By Kamal | AUSTRALIA |
When Mum and Dad migrated from India in 1995, their friends told them that they wouldn’t even be able to buy pots and pans in Australia! At that time, many people from India were migrating to the UK, to the USA, to Canada. But people even had difficulty saying the word Australia! So there was a lot of misinformation.
Accordingly, my parents brought plenty of kitchen stuff with them on the plane. But upon arrival, they were greeted by Social Services with a few mattresses and a bag full of things which included, guess what – pots and pans!
In India, Dad was an agricultural scientist and Mum was a teacher, but here they started off strawberry picking, and then Dad became a taxi driver. Two years later, they decided to go back to India because they felt it was too challenging to raise us in a strange country without the family support they had had there. But when they got back, they realised that life was actually higher quality in Australia, so they then came back again!
This time Dad became a bus driver, so some of my earliest memories are of travelling all around Sydney on the bus with him in our school holidays. He still has a perfect memory of all the Sydney streets, so if ever I’m lost I don’t use Google maps, I call my Dad!
Starting primary school was an experience for my brother and I because we’re both turbaned Sikhs and in a crowd, we kind of stand apart. But we never had any real issues with racism, it was more along the lines of genuine curiosity from the other kids.
The trickiest time was probably around September 11 because there was a lot of misunderstanding about Sikhs and our turbans. Dad especially was in a very public position as a bus driver, and at one point, my parents did genuinely contemplate whether it was a good idea to maintain the identity that we had because we could have become a target for violence. And that created a real sense of fear.

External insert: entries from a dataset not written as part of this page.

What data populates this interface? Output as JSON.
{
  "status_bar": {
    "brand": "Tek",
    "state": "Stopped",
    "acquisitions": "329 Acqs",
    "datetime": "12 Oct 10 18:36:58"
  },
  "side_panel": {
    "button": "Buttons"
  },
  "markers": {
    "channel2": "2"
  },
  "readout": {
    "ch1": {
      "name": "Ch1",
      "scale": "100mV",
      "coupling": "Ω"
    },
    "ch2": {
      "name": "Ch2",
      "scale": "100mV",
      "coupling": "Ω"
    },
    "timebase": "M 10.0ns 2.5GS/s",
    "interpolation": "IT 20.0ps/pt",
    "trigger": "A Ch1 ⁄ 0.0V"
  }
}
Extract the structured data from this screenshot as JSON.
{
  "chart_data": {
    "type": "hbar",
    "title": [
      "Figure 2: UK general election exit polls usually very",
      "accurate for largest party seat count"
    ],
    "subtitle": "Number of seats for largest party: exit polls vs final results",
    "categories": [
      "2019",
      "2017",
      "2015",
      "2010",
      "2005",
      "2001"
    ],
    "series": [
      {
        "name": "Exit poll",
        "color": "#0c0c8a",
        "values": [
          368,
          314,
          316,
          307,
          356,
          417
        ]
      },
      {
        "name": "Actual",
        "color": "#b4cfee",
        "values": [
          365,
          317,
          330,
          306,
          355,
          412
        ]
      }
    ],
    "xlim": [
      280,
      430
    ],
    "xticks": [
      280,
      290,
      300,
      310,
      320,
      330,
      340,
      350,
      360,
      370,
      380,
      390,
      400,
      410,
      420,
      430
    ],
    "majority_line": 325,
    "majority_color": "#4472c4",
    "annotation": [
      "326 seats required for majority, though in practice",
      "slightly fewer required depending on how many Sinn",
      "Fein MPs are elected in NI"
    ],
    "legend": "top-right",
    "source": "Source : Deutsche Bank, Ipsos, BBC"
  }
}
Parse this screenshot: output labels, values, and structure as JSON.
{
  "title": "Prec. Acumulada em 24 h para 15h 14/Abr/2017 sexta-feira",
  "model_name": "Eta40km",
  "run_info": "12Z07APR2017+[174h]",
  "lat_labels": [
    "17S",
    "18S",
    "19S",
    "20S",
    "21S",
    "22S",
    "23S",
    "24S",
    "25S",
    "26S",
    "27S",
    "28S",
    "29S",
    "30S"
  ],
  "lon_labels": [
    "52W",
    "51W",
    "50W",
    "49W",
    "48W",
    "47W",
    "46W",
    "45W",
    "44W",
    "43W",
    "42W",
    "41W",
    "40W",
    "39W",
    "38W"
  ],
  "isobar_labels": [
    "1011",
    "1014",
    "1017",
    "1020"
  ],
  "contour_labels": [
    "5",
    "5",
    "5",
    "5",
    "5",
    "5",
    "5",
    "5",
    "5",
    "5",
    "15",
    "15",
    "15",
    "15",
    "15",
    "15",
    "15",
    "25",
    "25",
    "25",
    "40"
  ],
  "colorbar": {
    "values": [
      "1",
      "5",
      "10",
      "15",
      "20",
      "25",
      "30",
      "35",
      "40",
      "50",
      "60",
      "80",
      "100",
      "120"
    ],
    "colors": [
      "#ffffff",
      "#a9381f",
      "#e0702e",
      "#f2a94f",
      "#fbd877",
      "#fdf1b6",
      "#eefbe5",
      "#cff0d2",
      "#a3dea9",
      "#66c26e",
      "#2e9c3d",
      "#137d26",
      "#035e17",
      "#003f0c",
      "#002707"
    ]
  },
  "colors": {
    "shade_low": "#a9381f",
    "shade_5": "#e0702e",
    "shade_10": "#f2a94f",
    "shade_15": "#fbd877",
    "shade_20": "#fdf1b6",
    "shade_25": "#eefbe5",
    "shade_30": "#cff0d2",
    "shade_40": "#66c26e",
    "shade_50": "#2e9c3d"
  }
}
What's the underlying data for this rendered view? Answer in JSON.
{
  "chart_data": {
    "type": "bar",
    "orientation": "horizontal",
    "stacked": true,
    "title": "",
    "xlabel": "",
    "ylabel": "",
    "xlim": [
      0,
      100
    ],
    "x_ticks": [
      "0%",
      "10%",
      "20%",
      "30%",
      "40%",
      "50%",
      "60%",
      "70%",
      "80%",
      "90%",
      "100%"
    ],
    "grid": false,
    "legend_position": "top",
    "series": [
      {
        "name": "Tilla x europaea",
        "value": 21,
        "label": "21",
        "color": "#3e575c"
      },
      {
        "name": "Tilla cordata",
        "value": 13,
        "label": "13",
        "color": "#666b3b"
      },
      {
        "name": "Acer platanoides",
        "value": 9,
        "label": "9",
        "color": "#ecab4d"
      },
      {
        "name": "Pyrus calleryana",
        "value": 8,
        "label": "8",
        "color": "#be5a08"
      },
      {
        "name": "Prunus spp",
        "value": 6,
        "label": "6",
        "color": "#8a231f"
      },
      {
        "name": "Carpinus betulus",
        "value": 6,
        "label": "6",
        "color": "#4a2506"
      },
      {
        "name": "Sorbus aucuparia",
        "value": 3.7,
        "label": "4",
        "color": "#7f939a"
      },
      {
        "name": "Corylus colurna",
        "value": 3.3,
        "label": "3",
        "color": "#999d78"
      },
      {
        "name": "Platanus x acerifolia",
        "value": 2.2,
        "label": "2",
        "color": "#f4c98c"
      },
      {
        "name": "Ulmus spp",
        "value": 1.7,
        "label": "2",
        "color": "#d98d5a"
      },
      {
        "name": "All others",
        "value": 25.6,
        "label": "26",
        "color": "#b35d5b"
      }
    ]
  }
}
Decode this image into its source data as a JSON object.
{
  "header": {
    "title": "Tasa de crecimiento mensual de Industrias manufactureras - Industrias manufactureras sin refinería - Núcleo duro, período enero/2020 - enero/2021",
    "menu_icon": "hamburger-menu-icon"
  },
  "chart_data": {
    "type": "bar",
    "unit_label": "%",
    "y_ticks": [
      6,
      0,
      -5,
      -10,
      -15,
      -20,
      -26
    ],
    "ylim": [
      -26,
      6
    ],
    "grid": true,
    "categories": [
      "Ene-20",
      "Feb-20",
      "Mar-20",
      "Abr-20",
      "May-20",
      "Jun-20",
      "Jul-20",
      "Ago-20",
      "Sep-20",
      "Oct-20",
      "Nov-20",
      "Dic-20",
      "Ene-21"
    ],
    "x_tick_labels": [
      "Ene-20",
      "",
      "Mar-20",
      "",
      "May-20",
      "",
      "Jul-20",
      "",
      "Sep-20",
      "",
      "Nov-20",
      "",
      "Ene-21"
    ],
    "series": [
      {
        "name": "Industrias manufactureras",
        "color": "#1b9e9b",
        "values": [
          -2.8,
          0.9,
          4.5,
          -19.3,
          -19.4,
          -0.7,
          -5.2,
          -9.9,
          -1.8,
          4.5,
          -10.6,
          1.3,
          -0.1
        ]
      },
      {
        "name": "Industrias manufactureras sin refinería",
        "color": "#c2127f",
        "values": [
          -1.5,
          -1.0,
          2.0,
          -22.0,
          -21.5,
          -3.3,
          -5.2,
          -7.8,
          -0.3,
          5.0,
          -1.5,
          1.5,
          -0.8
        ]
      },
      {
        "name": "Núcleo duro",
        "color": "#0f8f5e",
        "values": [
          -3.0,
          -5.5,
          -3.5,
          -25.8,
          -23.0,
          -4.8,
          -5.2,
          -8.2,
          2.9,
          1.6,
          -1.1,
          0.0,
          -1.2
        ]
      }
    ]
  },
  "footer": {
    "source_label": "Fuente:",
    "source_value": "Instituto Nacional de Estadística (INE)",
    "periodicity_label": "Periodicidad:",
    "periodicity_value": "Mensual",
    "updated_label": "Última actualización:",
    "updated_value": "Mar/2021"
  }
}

But they decided instead to take extra steps to try and educate people about us: about the values of a Sikh, and how they actually align with the values of Australia. For example, we believe in giving people a fair go, and sharing our earnings with others with the goal of a classless society. It’s also important for people to know that 99% of the time if you’re talking to a person with a turban, it’s likely to be a Sikh.
Our high school was a very multicultural school and when my brother and I got there, we realised that there were thousands of other migrants, all with stories just like ours. There was a real feeling amongst the students of wanting to make the most of the opportunities we had in Australia, as well as wanting to give back to the community, and that atmosphere started to shape my brother and I. We were quite hardworking, and both actually graduated as dux.
When it came time to choose my career, medicine was an easy choice. My religion told me to give back. My society told me to give back. And my country told me that humanity is the best way to go about things.
And so I went to medical school at UNSW, once again an incredibly multicultural environment, where everyone was tied together by that desire to give back. But again my appearance could be challenging. It was interesting because sometimes I’d actually feel the patients change when they saw me, as though they were thinking, “This person may not understand what I’m about to say or understand the challenges that I’m about to talk about.” But then I’d speak and all of a sudden their demeanour would change.
I was really passionate about medicine, so it was very easy for me to work hard at it. My aim wasn’t necessarily to pass medical school, but to become the most useful sort of doctor that I could. I ended up graduating with the UNSW gold medal at the end of my studies. The thing that made that particularly special wasn’t the medal itself – it was that Mum and Dad were there watching me receive it, and that I got a standing ovation. I think that brought a tear to their eye. I don’t think they expected when they first moved here that they would get to see their son get to that level. I also ended up graduating more recently from my General Practice training as the NSW/ACT Registrar of the Year, which was another special day for us.
Now I work as a GP in the Blue Mountains. I wanted to go into general practice because it’s important to me that I’m able to build a meaningful connection with my patients. We’ve just been through a tricky bushfire season here, which has been stressful for the locals, but the experience really created a sense of community. And when my patients have an issue, they actually come and talk to me, so I feel like I’m a valuable part of that community.
Mum is currently working as an early childhood teacher, and Dad’s now a manager in Sydney Trains. They’re happy here, but when I ask them why they moved to Australia, their answer is always the same – we did it for you guys, to give you the opportunities that we never had.
My brother and I are forever thankful for the step they took.